By the time wise men followed a star in Matthew 2, the pattern was already ancient. From the beginning, God has been moving toward people who hide and wander, and men and women—flawed and faltering—have been seeking Him in return ever since.

So when we say, “Wise men still seek Him,” we are stepping into something far older than Christmas decor. Seeking Jesus has never been sentimental. It reaches deeper than tradition. It’s life-altering.

Consider Peter.

Tucked quietly into Mark 1:36 is a line that could summarize his whole biography: “Simon and his companions went searching for Him.”

That’s Peter in a sentence.

The seeking never stopped. He moved toward Jesus on the water — and began to sink (Matthew 14:29–30). He followed Jesus from a distance into the high priest’s courtyard—and denied Him three times (Matthew 26:58, 69–75). He ran to the tomb when he heard the stone had been rolled away (Luke 24:12). He threw himself into the sea when he recognized the risen Christ on the shore (John 21:7).

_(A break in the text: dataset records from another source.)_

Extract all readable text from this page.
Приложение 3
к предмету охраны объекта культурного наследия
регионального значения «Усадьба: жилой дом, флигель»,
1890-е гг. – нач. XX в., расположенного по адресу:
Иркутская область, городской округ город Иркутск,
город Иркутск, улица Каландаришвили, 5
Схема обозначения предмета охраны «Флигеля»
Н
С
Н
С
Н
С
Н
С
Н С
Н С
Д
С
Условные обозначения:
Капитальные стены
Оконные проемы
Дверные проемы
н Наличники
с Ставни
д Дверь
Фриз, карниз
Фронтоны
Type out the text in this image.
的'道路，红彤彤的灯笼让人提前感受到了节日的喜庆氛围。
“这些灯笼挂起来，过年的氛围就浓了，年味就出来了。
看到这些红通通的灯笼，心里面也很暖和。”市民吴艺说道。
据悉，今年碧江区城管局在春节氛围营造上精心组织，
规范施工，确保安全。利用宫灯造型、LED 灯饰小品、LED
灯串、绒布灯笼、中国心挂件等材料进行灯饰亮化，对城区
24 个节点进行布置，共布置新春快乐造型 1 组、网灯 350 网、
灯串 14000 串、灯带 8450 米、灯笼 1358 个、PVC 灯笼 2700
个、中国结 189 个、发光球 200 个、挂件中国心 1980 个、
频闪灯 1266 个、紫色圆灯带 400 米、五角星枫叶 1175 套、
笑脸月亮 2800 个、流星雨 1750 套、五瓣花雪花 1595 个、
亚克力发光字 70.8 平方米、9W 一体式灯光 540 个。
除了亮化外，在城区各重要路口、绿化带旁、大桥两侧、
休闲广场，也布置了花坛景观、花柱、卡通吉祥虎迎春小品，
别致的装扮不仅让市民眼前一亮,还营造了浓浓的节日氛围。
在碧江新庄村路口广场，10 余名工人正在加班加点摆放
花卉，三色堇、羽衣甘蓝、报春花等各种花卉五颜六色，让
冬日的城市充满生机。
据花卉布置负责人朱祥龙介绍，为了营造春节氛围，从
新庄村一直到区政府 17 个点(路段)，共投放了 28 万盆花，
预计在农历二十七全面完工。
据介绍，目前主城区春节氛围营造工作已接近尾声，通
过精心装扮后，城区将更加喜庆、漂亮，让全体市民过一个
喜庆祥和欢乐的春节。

Peter was impulsive. Inconsistent. Loud. Often wrong. But he was always seeking Jesus.

And Peter is not alone.

King David carried the same pattern. Scripture tells us that God said, “I have found David… a man after My own heart.” That is a startling testimony—especially when you remember 2 Samuel 11.

That chapter tells a painful story: adultery with Bathsheba, a calculated plan that sent Uriah to his death, and a season of silence thick with guilt. David’s collapse was not private. It was national, public, devastating.

Then Nathan stood before him and told the story of a stolen lamb. And when the prophet finally said, “You are the man” (2 Samuel 12:7), David did not argue. He did not deflect. He did not run. He said, “I have sinned against the Lord” (2 Samuel 12:13).

Then came Psalms 51—not a strategy for image repair, but a prayer: “Create in me a clean heart, O God…” He fell hard. But he fell toward God.

Jeremiah preserves the promise: “You will seek Me and find Me when you seek Me with all your heart” (Jeremiah 29:13). Hebrews adds that God “rewards those who diligently seek Him” (Hebrews 11:6).

Scripture never says the seekers are spotless. But it shows us they keep turning their faces toward the Lord. The difference is not perfection. It is direction.

We will stumble. Some of us spectacularly. Words we wish we could take back. Decisions that ripple farther than we imagined. Seasons where we drift. The deeper question is not, “Did you fail?” It is this: when you saw it clearly—which way did you move? Toward Him? Or away?

And then Jesus says something astonishing to a Samaritan woman at a well—a woman with five husbands and a complicated past: “The Father is seeking such to worship Him” (John 4:23).

The Father is ever seeking — not waiting, not indifferent, … seeking.

Which means the conviction that won’t quite leave you alone, the quiet whisper that calls you by name, is not random. It is evidence of His pursuing love—a nudging.

Seeking is not just our movement toward Him. It is our response to His movement toward us.

Wise men still seek Him. So do fishermen who sink. So do kings who have wrecked things. So do ordinary people like you and me.

The question isn’t whether you’ve stumbled.

The question is: Who are you seeking?